If an agreement is finalised, the Chief Negotiator will present it to the EU Council, which comprises the leaders of the 27 Member States (“EU27”). Each Member State must provide consent or else the agreement stalls. They can also decide whether to provisionally apply the agreement. EU27 unanimity is not guaranteed and several EU Member State elections have taken place this year. Lithuanian elections are planned for October, which could affect Member State positions on the final agreement.
The vote on the agreement could be held at the Council meeting on 15-16 October if a final text is available. Mr Barnier shared a draft timeline based on this scenario with the European Parliament’s UK Coordination Group on 24 July.
If the Council grants unanimous consent, the European Parliament must then also provide its consent. This could be done at its session of 23-26 November. If not, both the Council and the Parliament’s next meetings are in December (10-11 and 14-17, respectively). Previously, both institutions have shown willingness to hold extra sessions to carry out Brexit-related business and this approach may be needed again.

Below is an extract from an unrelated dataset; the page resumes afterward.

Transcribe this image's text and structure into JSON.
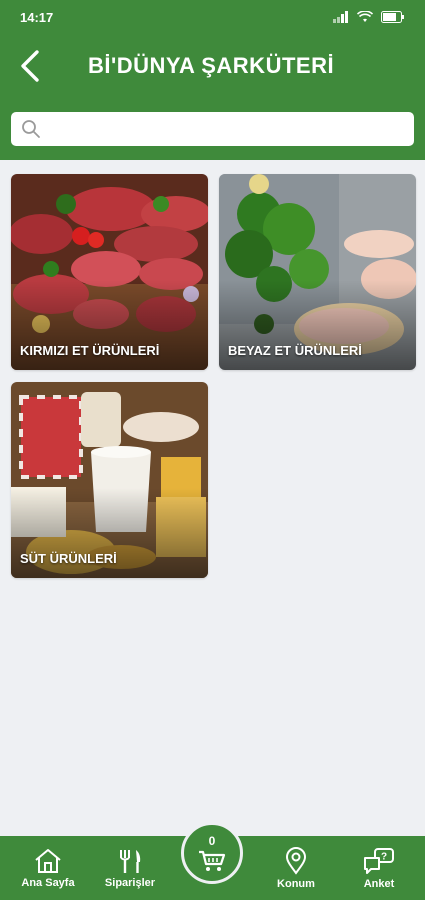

There are potentially additional requirements (PDF, 2MB) in the EU’s ratification process, including:
- Any of the EU27 can request the opinion of the European Court of Justice (CJEU) as to whether the agreement is compatible with the EU’s treaties. If the CJEU finds this is not the case, the agreement must be returned and amended, or face rejection;
- If the agreement contains areas of cooperation that straddle the competence of both the EU and Member States (a so-called ‘mixed agreement’), the consent of the 27 EU Member States’ parliaments can be required in addition to the consent of the EU’s institutions. Past agreements have taken several years to complete this step although some or all of the agreement could be applied provisionally.

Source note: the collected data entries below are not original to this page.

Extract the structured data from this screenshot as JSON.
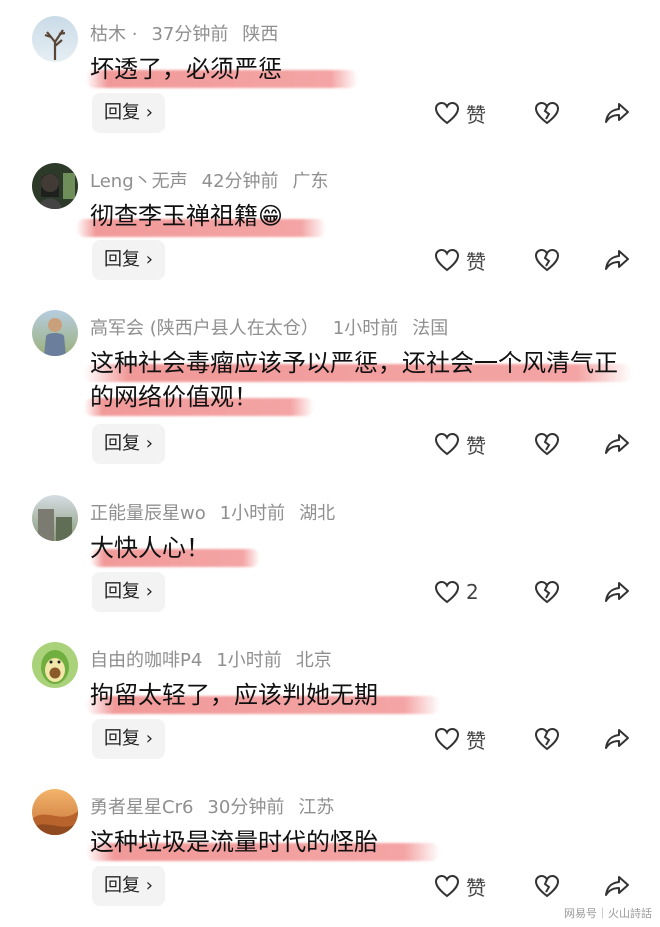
{
  "comments": [
    {
      "user": "枯木 ·",
      "time": "37分钟前",
      "location": "陕西",
      "text": "坏透了，必须严惩",
      "reply_label": "回复",
      "like_label": "赞",
      "avatar": "tree-avatar"
    },
    {
      "user": "Leng丶无声",
      "time": "42分钟前",
      "location": "广东",
      "text": "彻查李玉禅祖籍😁",
      "reply_label": "回复",
      "like_label": "赞",
      "avatar": "person-avatar"
    },
    {
      "user": "高军会 (陕西户县人在太仓）",
      "time": "1小时前",
      "location": "法国",
      "text": "这种社会毒瘤应该予以严惩，还社会一个风清气正的网络价值观！",
      "reply_label": "回复",
      "like_label": "赞",
      "avatar": "man-avatar"
    },
    {
      "user": "正能量辰星wo",
      "time": "1小时前",
      "location": "湖北",
      "text": "大快人心！",
      "reply_label": "回复",
      "like_label": "2",
      "avatar": "building-avatar"
    },
    {
      "user": "自由的咖啡P4",
      "time": "1小时前",
      "location": "北京",
      "text": "拘留太轻了，应该判她无期",
      "reply_label": "回复",
      "like_label": "赞",
      "avatar": "avocado-avatar"
    },
    {
      "user": "勇者星星Cr6",
      "time": "30分钟前",
      "location": "江苏",
      "text": "这种垃圾是流量时代的怪胎",
      "reply_label": "回复",
      "like_label": "赞",
      "avatar": "desert-avatar"
    }
  ],
  "watermark": "网易号｜火山詩話"
}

The UK must also complete its ratification process before 31 December. Most of the UK’s international agreements are brought into domestic law via the Constitutional Reform and Governance Act 2010 (“CRaG”), a process which incorporates them within 21 days if Parliament does not object. There is no formal role for the devolved legislatures in this, although the Senedd’s External Affairs and Additional Legislation Committee has a dedicated process for scrutinising the impact of international agreements on Wales.
A vote in Parliament is not required, as the UK Government’s commitment to obtain its approval was removed from the original version of the EU (Withdrawal Agreement) Act 2020 when it was reintroduced in December 2019. However, primary legislation may still be needed to implement the agreement before the end of the year. As the arrangements are likely to fall within devolved competence, the UK Government may be required to seek the consent of the devolved governments and legislatures this Autumn.

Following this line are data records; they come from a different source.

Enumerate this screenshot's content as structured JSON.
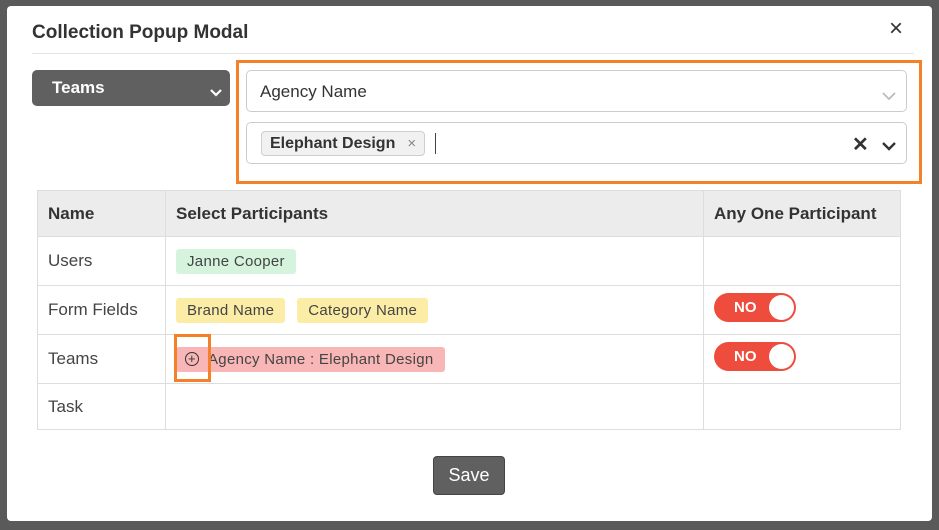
{
  "modal": {
    "title": "Collection Popup Modal",
    "close_icon": "close-icon",
    "save_label": "Save"
  },
  "filters": {
    "type_select_value": "Teams",
    "field_select_value": "Agency Name",
    "selected_chip": "Elephant Design",
    "chip_remove": "×",
    "clear_all": "✕"
  },
  "table": {
    "headers": [
      "Name",
      "Select Participants",
      "Any One Participant"
    ],
    "rows": [
      {
        "name": "Users",
        "participants": [
          "Janne Cooper"
        ]
      },
      {
        "name": "Form Fields",
        "participants": [
          "Brand Name",
          "Category Name"
        ],
        "toggle": "NO"
      },
      {
        "name": "Teams",
        "participants": [
          "Agency Name : Elephant Design"
        ],
        "toggle": "NO",
        "participant_icon": "add-circle-icon"
      },
      {
        "name": "Task",
        "participants": []
      }
    ]
  },
  "colors": {
    "accent_highlight": "#f4812a",
    "toggle_bg": "#ee4c3d",
    "tag_green": "#d6f3dd",
    "tag_yellow": "#fbeda6",
    "tag_red": "#f8b6b6"
  }
}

Implementing the Withdrawal Agreement
Meanwhile, the implementation of the Withdrawal Agreement continues and various meetings are expected to take place throughout September-November. Implementation of the Withdrawal Agreement is a shared responsibility of the UK and the EU. Oversight is provided by the UK-EU Joint Committee, supported by six specialised committees, whose work began between March-June 2020. The six committees cover Ireland-Northern Ireland, Gibraltar, Citizens’ Rights, the Sovereign Base Areas of the UK in Cyprus, Financial Provisions and other separation provisions.
Failure to implement the Withdrawal Agreement by either side is likely to affect their willingness to agree a future relationship. The EU institutions have previously stated that an agreement on a future relationship is conditional on the UK implementing the Withdrawal Agreement in full.